Unsere Lebensform ist nicht fortsetzbar und am Ende


“Die Pandemie ist wie ein Testlauf, eine Einübung des Umdenkens.” – “Das Ruhrgebiet als Emblem des Aufbruchs und des Abbruchs des fossilen Kapitalismus führt uns vor Augen, mit welcher Wucht vormals selbstverständliche Grundlagen einer Lebensform fraglich und brüchig werden können.”
Wolfram Eilenberger
IM ZEIT-Interview

Zitat:

Eilenberger: Die Entwurzelung ist dort eine mindestens dreifaltige. Zu der Entwurzelung der Geflohenen und Vertriebenen, oft ehemalige Landarbeiter, die in den Zechen des Ruhrgebiets neu anfangen, tritt zweitens hinzu, dass sie durch die extreme Art der Arbeit “unter Tage” auch in ihren Tätigkeiten und Sinnvermögen entwurzelt wurden. Aus Anbauen wurde Abbauen, aus Säen wurde einmaliges Abernten. Auf diese Weise haben sie, drittens, die Entwurzelung der Natur und ihrer traditionellen Landschaften betrieben.
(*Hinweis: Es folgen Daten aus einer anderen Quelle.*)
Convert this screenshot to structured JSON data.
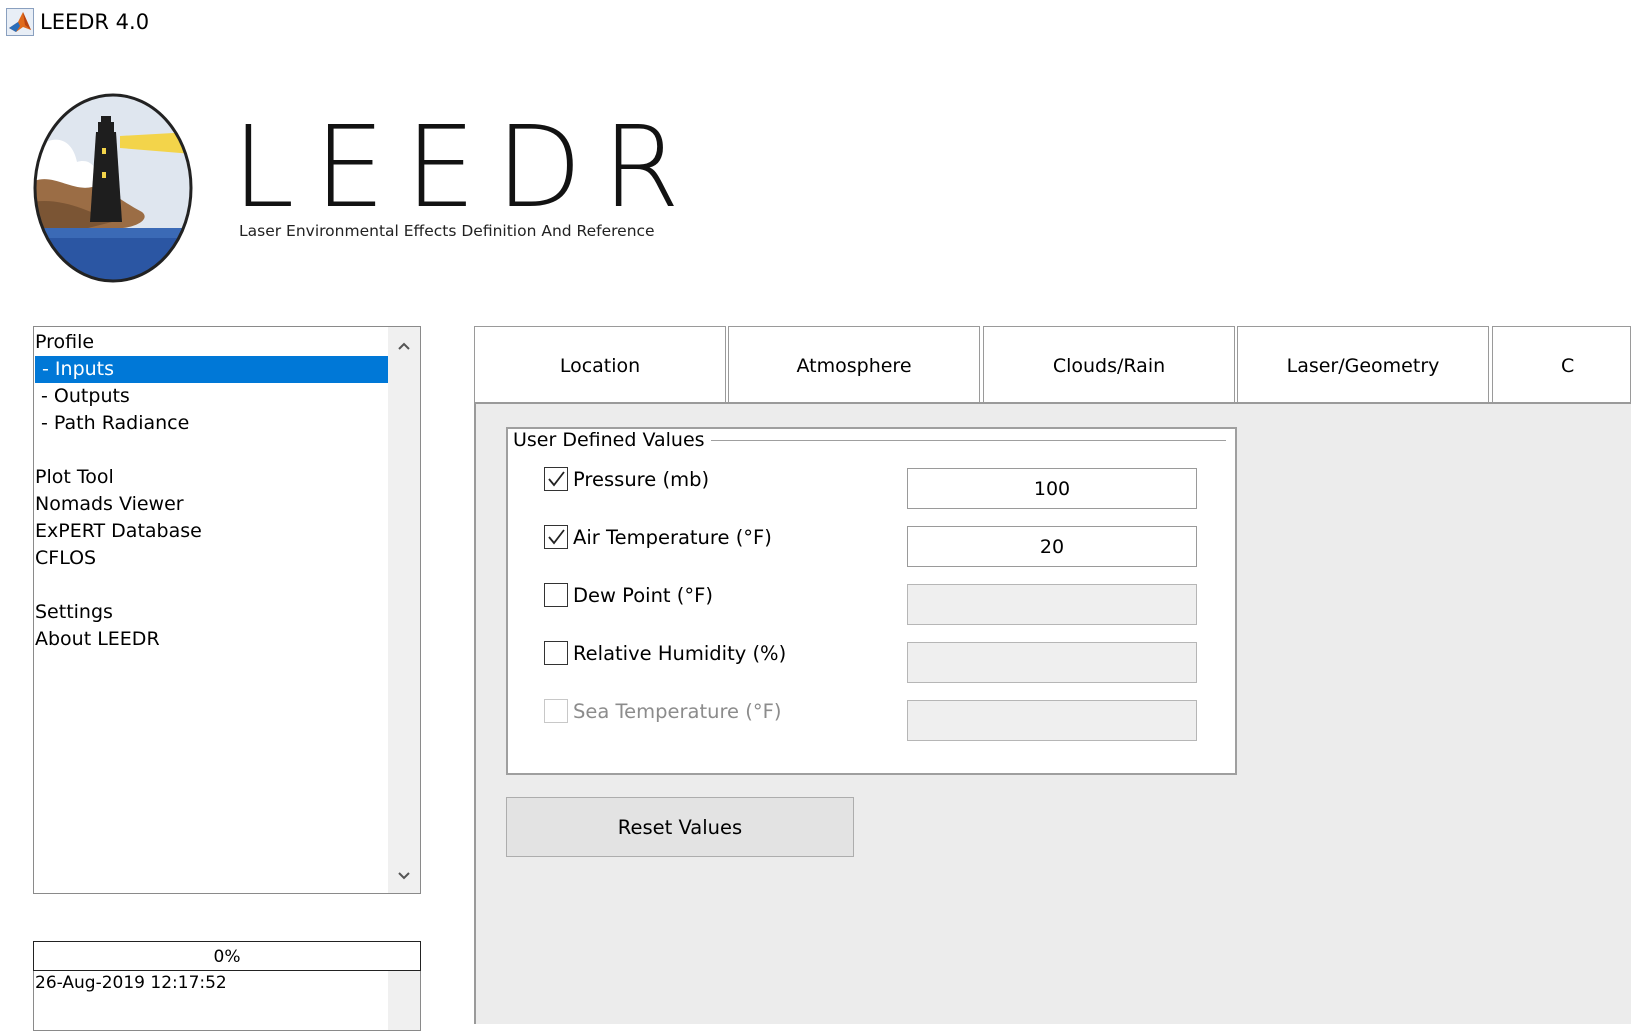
{
  "window": {
    "title": "LEEDR 4.0",
    "icon": "matlab-icon"
  },
  "logo": {
    "icon": "lighthouse-logo",
    "wordmark": "LEEDR",
    "subtitle": "Laser Environmental Effects Definition And Reference"
  },
  "nav": {
    "items": [
      {
        "label": "Profile",
        "selected": false
      },
      {
        "label": " - Inputs",
        "selected": true
      },
      {
        "label": " - Outputs",
        "selected": false
      },
      {
        "label": " - Path Radiance",
        "selected": false
      },
      {
        "label": "",
        "selected": false
      },
      {
        "label": "Plot Tool",
        "selected": false
      },
      {
        "label": "Nomads Viewer",
        "selected": false
      },
      {
        "label": "ExPERT Database",
        "selected": false
      },
      {
        "label": "CFLOS",
        "selected": false
      },
      {
        "label": "",
        "selected": false
      },
      {
        "label": "Settings",
        "selected": false
      },
      {
        "label": "About LEEDR",
        "selected": false
      }
    ],
    "scroll_up_icon": "chevron-up-icon",
    "scroll_down_icon": "chevron-down-icon"
  },
  "progress": {
    "text": "0%",
    "value": 0
  },
  "log": {
    "text": "26-Aug-2019 12:17:52"
  },
  "tabs": [
    {
      "label": "Location"
    },
    {
      "label": "Atmosphere"
    },
    {
      "label": "Clouds/Rain"
    },
    {
      "label": "Laser/Geometry"
    },
    {
      "label": "C"
    }
  ],
  "panel": {
    "group_title": "User Defined Values",
    "rows": [
      {
        "label": "Pressure (mb)",
        "checked": true,
        "enabled": true,
        "value": "100"
      },
      {
        "label": "Air Temperature (°F)",
        "checked": true,
        "enabled": true,
        "value": "20"
      },
      {
        "label": "Dew Point (°F)",
        "checked": false,
        "enabled": true,
        "value": ""
      },
      {
        "label": "Relative Humidity (%)",
        "checked": false,
        "enabled": true,
        "value": ""
      },
      {
        "label": "Sea Temperature (°F)",
        "checked": false,
        "enabled": false,
        "value": ""
      }
    ],
    "reset_label": "Reset Values"
  },
  "colors": {
    "selection": "#0078d7",
    "panel_bg": "#ececec",
    "button_bg": "#e3e3e3"
  }
}
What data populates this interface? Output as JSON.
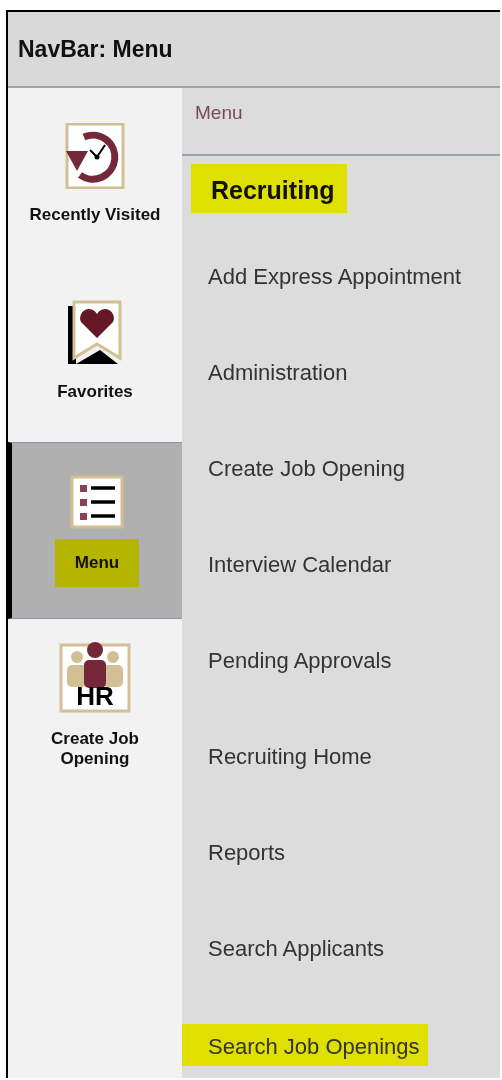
{
  "window": {
    "title": "NavBar: Menu"
  },
  "sidebar": {
    "items": [
      {
        "label": "Recently Visited",
        "kind": "clock",
        "selected": false,
        "highlighted": false
      },
      {
        "label": "Favorites",
        "kind": "heart",
        "selected": false,
        "highlighted": false
      },
      {
        "label": "Menu",
        "kind": "list",
        "selected": true,
        "highlighted": true
      },
      {
        "label": "Create Job Opening",
        "kind": "hr",
        "icon_text": "HR",
        "selected": false,
        "highlighted": false
      }
    ]
  },
  "menu": {
    "breadcrumb": "Menu",
    "heading": {
      "label": "Recruiting",
      "highlighted": true
    },
    "items": [
      {
        "label": "Add Express Appointment",
        "highlighted": false
      },
      {
        "label": "Administration",
        "highlighted": false
      },
      {
        "label": "Create Job Opening",
        "highlighted": false
      },
      {
        "label": "Interview Calendar",
        "highlighted": false
      },
      {
        "label": "Pending Approvals",
        "highlighted": false
      },
      {
        "label": "Recruiting Home",
        "highlighted": false
      },
      {
        "label": "Reports",
        "highlighted": false
      },
      {
        "label": "Search Applicants",
        "highlighted": false
      },
      {
        "label": "Search Job Openings",
        "highlighted": true
      }
    ]
  }
}
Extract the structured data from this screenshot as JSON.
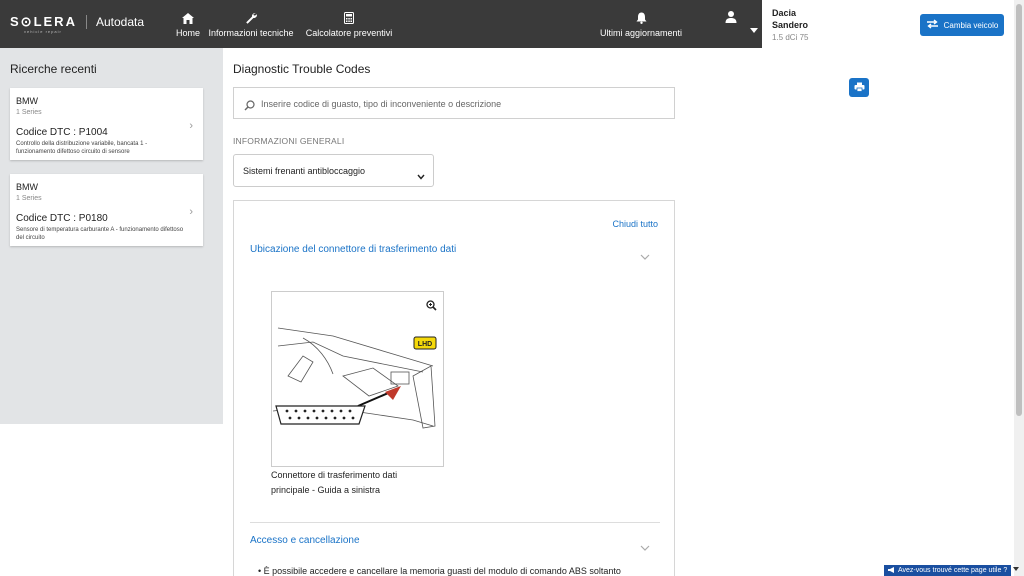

Vor Kurzem erst dann tritt die Erfahrung hinzu, dieser Lebensform durch die Stilllegung der Industrie wieder entrissen zu werden und erneut die eigenen Wurzeln zu verlieren. Das Mark der Selbstbeschreibung, die Achtung und Selbstachtung ist dahin. Simone Weil hat die Begriffe des “Schlafens” und “Schlafgebiets” verwendet, um zu beschreiben, was passiert, wenn Menschen begreifen, am absoluten Ende ihrer einstmals sinntragenden Gewohnheiten und Traditionen angelangt zu sein, ohne zu wissen, was kommt. Die Bergleute haben diesen Begriff für sich selbst aufgenommen, womöglich hat Heinrich Böll mit seinen Texten über das Ruhrgebiet dabei eine Vermittlungsrolle gespielt, der ja ein großer Leser Simone Weils war.